“O que você faria por mil dólares?”, pergunta a ex-stripper Dorothy (Constance Wu) à jornalista Elizabeth (Julia Stiles) em um ponto-chave de “As Golpistas”. A entrevistada em seguida complementa: “sua resposta obviamente depende do que você tem e do que você precisa”. A ideia, se não resume o filme de Lorene Scafaria, ao menos serve como fio condutor para uma trama que tenta abordar desigualdades e agruras do capitalismo com uma história real.
O filme começa em 2007, com Dorothy em seus primeiros dias como stripper. Sem experiência e à mercê de homens que sempre ficam com parte do que ela arrecada, a jovem se aproxima da veterana Ramona (Jennifer Lopez), uma experiente dançarina que a ensina não apenas como dançar, mas também técnicas para identificar bem os homens mais dispostos a gastar dinheiro na boate.
As coisas caminharam bem para a dupla, mas a crise econômica de 2008 mudou tudo. Como os maiores clientes das dançarinas eram executivos de Wall Street, que gastavam rios de dinheiros nas boates, a crise afugentou a clientela e as obrigou a procurar uma nova forma de manter o estilo de vida que tinham conquistado. A nova estratégia consistia em drogar os homens e estourar os limites de seus cartões de crédito.
Baseado numa matéria publicada na revista “The Cut” em dezembro de 2015, “As Golpistas” é um filme bem redondo, com três atos definidíssimos e atuações que seguram toda a carga da trama. Jennifer Lopez e Constance Wu se entregam totalmente a seus papéis conferindo identidade a suas personagens. Ramona é uma estrela, acostumada a tudo e todos circulando ao seu redor; ela abraça Dorothy e as duas desenvolvem uma relação próxima, quase de dependência.
O grande desafio da diretora é fazer o público criar empatia por suas protagonistas. As strippers, mesmo quando os golpes ganham contornos criminosos, não são tratadas como bandidas - durante a maior parte do tempo são os homens os vilões da trama. Praticamente todos os homens que surgem em tela são deploráveis, o que faz o público quase acreditar que eles talvez mereçam aquele golpe. A escolha de Scafaria é questionável, uma pequena trapaça, mas funciona para aproximar o público de Ramona e Dorothy.
Estrutura narrativa
“As Golpistas” tem estrutura parecida à do clássico “Os Bons Companheiros” (1990), de Martin Scorsese. É pelas falas de Dorothy à jornalista que vamos conhecendo a história e seus detalhes. Enquanto ela e Ramona são bem desenvolvidas, toda a relação com as outras strippers parece forçada. Elas formam uma espécie de família, são próximas, comemoram até o Natal juntos em uma bela cena, mas tudo gira em torno das duas protagonistas, o que nos faz com que não nos importemos com ninguém além delas - até um personagem central na reviravolta da trama é deixado completamente de lado, o filme, afinal, não é sobre ele.

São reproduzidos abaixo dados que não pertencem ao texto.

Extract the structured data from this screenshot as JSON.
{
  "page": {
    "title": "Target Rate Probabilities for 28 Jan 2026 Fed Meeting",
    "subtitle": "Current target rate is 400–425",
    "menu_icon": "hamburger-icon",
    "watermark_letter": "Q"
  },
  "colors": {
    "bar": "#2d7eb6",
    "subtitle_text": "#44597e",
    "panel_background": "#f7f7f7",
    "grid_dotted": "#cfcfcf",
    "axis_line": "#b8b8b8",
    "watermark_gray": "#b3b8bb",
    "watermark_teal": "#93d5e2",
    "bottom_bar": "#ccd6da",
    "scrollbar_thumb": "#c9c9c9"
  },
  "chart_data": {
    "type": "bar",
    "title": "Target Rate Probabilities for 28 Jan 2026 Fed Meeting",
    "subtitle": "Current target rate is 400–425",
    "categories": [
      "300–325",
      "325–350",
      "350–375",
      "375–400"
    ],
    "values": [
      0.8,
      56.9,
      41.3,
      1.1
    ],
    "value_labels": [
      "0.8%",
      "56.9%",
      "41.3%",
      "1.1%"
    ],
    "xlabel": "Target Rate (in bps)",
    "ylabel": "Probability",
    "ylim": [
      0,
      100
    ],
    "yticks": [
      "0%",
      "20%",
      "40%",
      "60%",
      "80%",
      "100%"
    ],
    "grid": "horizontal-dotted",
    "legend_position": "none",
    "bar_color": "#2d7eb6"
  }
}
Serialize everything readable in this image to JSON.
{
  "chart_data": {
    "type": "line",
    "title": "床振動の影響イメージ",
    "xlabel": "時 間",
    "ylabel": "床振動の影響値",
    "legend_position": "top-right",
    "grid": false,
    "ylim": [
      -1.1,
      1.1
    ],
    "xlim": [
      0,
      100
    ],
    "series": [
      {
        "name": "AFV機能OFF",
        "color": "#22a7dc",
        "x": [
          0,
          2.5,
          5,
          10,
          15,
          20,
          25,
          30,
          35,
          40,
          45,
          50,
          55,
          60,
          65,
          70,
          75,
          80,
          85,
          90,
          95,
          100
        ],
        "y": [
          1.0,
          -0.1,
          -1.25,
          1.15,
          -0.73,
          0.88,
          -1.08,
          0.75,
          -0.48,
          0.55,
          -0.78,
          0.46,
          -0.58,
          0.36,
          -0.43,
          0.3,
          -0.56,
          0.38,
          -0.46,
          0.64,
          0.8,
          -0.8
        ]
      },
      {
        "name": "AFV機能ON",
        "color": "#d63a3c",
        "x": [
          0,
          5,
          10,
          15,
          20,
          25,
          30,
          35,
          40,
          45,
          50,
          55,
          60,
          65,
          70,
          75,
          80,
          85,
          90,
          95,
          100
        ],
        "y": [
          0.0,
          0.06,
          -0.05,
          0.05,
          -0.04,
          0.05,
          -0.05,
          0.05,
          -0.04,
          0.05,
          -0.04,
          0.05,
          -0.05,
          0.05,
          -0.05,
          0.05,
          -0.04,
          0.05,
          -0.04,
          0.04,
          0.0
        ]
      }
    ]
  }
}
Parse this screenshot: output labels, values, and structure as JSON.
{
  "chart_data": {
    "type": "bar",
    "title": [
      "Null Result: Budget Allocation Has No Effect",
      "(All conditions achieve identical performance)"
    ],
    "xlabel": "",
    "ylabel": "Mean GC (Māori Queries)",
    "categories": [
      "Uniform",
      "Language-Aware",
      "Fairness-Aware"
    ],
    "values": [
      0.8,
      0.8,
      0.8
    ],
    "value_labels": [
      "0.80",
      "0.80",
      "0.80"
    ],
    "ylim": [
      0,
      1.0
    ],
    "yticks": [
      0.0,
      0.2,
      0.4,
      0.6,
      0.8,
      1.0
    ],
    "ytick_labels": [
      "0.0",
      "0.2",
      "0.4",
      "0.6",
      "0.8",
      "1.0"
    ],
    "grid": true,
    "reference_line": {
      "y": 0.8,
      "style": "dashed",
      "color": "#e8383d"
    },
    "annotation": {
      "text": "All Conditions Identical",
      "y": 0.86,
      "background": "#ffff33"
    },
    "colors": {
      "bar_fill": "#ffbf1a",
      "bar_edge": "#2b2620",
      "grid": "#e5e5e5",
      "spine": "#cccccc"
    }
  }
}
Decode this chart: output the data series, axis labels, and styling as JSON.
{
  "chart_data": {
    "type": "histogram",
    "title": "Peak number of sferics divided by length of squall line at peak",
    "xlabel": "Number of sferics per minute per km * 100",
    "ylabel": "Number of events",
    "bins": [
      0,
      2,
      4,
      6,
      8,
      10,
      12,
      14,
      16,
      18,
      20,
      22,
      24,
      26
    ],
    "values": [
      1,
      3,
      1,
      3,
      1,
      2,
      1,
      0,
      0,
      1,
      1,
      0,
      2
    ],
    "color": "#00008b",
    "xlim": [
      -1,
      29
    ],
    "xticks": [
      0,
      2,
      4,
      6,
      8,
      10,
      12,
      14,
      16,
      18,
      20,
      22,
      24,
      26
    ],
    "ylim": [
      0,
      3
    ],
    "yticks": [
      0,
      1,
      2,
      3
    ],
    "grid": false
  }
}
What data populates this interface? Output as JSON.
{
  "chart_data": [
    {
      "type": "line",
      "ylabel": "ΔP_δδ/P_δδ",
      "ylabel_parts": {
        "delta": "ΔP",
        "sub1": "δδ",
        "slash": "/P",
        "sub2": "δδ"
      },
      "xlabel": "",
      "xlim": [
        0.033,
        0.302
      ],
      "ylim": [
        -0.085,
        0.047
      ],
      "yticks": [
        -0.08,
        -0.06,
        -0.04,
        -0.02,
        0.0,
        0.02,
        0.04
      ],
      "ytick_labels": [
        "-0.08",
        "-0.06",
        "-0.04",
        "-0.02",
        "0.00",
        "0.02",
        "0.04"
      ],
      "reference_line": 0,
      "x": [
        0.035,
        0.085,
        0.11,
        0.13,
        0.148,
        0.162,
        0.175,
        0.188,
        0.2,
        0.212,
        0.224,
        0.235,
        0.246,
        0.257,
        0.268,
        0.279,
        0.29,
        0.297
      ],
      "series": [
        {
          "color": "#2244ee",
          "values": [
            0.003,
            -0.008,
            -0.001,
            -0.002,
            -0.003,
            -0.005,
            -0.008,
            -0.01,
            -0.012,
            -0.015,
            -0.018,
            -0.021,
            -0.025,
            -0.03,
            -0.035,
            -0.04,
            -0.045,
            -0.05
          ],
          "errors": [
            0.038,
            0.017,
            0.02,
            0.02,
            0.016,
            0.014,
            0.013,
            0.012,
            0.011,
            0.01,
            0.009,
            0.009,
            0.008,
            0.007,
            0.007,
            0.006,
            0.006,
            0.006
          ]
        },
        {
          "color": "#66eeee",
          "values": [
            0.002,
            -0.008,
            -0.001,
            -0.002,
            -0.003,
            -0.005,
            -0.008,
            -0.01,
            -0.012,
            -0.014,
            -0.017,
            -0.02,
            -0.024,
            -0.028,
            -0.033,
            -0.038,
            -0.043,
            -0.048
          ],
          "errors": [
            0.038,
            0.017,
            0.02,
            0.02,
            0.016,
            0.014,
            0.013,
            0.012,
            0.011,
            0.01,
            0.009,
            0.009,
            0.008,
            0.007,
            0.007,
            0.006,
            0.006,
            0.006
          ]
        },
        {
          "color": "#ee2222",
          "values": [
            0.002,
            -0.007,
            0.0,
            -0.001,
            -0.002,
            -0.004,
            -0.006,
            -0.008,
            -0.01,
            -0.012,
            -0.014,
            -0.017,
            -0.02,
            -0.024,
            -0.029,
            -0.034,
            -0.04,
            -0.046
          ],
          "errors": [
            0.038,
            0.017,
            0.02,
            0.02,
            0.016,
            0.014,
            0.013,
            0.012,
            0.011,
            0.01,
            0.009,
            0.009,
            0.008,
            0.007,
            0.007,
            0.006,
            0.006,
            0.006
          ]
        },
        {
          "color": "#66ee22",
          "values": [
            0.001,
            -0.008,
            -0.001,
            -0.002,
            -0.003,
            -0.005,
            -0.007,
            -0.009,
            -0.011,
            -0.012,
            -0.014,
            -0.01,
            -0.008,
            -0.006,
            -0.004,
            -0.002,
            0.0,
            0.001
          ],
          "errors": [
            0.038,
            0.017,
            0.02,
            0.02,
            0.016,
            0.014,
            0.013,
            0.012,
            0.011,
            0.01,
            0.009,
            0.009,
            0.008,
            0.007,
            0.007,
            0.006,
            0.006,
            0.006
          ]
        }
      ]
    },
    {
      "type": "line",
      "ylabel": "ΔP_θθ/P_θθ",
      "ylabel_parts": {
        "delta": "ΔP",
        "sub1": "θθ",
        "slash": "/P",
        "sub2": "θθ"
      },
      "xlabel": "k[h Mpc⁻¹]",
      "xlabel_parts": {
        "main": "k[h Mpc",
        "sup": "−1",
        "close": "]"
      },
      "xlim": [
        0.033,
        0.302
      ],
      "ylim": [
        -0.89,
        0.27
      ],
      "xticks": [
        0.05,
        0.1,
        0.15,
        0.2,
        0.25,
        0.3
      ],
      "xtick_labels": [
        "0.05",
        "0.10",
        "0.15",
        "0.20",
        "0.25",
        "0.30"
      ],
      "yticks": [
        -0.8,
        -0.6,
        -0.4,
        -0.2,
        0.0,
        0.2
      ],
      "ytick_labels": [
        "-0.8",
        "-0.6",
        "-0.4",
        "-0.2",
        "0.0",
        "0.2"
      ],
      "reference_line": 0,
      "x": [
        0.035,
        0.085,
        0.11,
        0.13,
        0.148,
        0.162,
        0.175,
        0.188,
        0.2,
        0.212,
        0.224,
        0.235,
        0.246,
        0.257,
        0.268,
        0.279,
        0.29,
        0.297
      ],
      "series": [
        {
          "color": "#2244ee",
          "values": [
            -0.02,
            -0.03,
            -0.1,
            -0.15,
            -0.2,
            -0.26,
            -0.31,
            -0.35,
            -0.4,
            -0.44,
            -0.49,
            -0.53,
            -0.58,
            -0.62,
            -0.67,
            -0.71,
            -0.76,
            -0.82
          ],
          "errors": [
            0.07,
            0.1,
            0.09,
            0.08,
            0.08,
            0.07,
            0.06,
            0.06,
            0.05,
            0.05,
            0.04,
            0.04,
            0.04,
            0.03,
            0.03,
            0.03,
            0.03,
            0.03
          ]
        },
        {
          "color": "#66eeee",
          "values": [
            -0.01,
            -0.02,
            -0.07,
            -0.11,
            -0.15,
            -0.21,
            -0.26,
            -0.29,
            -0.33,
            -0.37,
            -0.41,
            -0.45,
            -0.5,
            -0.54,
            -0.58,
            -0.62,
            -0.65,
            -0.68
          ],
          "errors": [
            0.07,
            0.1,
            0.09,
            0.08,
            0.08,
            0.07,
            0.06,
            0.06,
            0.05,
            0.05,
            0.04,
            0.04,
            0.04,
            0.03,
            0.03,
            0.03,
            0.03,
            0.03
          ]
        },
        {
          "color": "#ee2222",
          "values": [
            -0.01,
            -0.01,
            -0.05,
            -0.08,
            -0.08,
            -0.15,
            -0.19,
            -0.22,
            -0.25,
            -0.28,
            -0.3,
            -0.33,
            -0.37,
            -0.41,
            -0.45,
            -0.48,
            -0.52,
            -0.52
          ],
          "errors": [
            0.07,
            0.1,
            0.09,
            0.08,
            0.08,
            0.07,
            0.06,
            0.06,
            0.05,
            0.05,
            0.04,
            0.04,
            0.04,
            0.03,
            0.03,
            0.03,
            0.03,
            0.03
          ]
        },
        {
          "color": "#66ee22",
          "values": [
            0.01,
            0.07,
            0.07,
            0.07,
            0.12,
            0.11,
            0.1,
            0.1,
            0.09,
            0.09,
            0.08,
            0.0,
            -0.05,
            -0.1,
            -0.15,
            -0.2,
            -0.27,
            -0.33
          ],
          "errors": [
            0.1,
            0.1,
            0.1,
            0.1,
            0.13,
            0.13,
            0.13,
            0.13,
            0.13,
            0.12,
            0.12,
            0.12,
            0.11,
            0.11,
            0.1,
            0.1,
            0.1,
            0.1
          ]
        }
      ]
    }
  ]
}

Lorene Scafabria faz excelente trabalho ao praticamente tirar o sexo de pauta. A diretora trata a dança muito mais como exercício de técnica e força do que como algo sensual. A cineasta também tem a sensibilidade de não erotizar as dançarinas (mesmo as coadjuvantes), conferindo ao filme um aspecto mais artístico e por vezes quase documental.
Falta, porém, algo que torne “As Golpistas” único. Falta, por exemplo, desenvolver melhor o questionamento que abre este texto, assim como outras frases de efeito proferidas durante o filme ("o país inteiro é uma grande boate de strip"). Talvez, na verdade, falte tempo para o espectador mergulhar mais em uma história tão interessante. Ao fim, “As Golpistas” é um bom filme, com excelentes atuações de sua dupla de protagonistas. Uma história real sobre ambição e poder contada como um bom filme de assalto.